For most of my life, I have tried to create my own mosaic out of my life which hasn't really worked out so well. I wanted to have mine look like someone else's that I admired and tried to swap out my pieces for theirs'. Some of my pieces I just didn't like and wanted to hide them because they were different or for some reason I couldn't except them. Other pieces I did like but for some reason couldn't accept as belonging to me and thought for sure that the mistake would be discovered and they would be taken away.
But, all the while, the artist was at work. God says in Ephesians 2:10 that "we are His workmanship, created in Christ Jesus for good works, which God prepared beforehand that we should walk in them." He has always been in the process of creating a beautiful work of art out of our lives. What He wants from us is to let Him do it and to not get in the way by trying to change up the material or to sabotage the process. If we could just trust Him and yield to His power and talent, who knows what our image could look like? I have a good idea that it would look a lot like Him, and its ok to want to look like Him!
3. We need to remember the purpose behind the piece of art God is creating through us.
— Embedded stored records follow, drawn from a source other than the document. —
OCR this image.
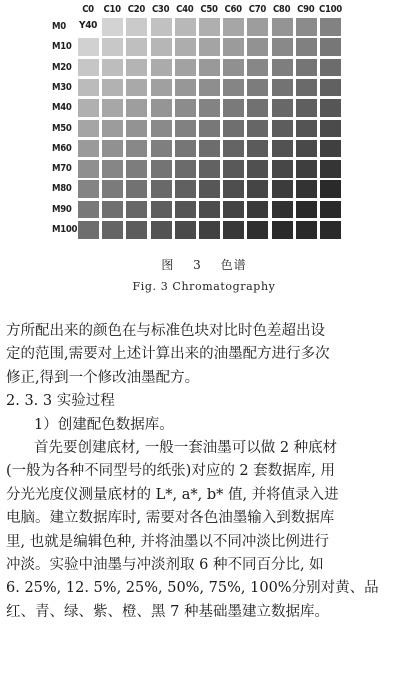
C0	C10 C20 C30 C40 C50 C60 C70 C80 C90 C100
M0
M10
M20
M30
M40
M50
M60
M70
M80
M90
M100
Y40
图 3 色谱
Fig. 3 Chromatography

方所配出来的颜色在与标准色块对比时色差超出设

定的范围,需要对上述计算出来的油墨配方进行多次

修正,得到一个修改油墨配方。

2. 3. 3 实验过程

1）创建配色数据库。

首先要创建底材, 一般一套油墨可以做 2 种底材

(一般为各种不同型号的纸张)对应的 2 套数据库, 用

分光光度仪测量底材的 L*, a*, b* 值, 并将值录入进

电脑。建立数据库时, 需要对各色油墨输入到数据库

里, 也就是编辑色种, 并将油墨以不同冲淡比例进行

冲淡。实验中油墨与冲淡剂取 6 种不同百分比, 如

6. 25%, 12. 5%, 25%, 50%, 75%, 100%分别对黄、品

红、青、绿、紫、橙、黑 7 种基础墨建立数据库。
As I have looked at some of the incredible mosaics that I have seen, I don't necessarily marvel at the image that is portrayed, but at the artist who created the work and the meaning behind what they were trying to express.
Since, my kids are working artists and studied art in school, I have had the opportunity to attend a few art shows and museums with them. They are drawn to more abstract, contemporary art that I have to admit to not always understanding. There have been times when I have stood in front of a piece of art that consisted of a pile of trash, not knowing how to respond to the other people who are all commenting on how wonderful the piece was. They all seemed to get it and I just didn't. I wanted to and even acted like I did, making all the appropriate comments, but I really didn't get it at all. That is until I discovered the missing piece, which is the "artist statement". That changed everything. As soon as I read what the artist was depicting and how they had used the artwork to express something within themselves that was deep and meaningful, I finally got it. It all made sense to me then, and the pile of trash took on a whole new meaning.
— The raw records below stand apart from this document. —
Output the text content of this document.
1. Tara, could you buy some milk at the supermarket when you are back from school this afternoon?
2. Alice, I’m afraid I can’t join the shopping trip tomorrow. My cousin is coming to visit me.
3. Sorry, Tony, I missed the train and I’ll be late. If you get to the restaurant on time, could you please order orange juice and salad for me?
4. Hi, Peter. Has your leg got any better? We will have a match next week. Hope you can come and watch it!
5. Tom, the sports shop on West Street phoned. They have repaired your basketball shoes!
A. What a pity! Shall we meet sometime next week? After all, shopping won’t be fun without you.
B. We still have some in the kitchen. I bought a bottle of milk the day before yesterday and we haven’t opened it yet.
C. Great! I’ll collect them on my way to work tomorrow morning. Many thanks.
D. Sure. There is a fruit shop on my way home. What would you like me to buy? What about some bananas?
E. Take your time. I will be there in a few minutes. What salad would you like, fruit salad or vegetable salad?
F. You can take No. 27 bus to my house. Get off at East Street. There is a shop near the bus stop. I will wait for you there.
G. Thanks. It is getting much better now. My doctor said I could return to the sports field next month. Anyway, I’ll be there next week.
That is what our lives are to God. We can look a little bit like a pile of trash sometimes, or maybe at least a little abstract, but He has a purpose behind the creation. He has a statement that He wants to express through us to those who see us. He has a reason for every piece in the mosaic and He wants us to let Him form it all into a piece of artwork that will take the breath away of the people that see it. Not because we are anything special in our own image, but because they will be able to marvel at the artist behind the creation. Once they get it, it can change everything.
If we discover the pieces we do have and gather up those that are missing, we can help the mosaic to depict our true image. If we don't try to sabotage God or to try to create our image the way we think we want it to look like, He will create the beautiful image that He had in mind from the beginning. And, if we remember that its not all about us, but about Him, our piece of art will have meaning. Once we get it, it can change everything.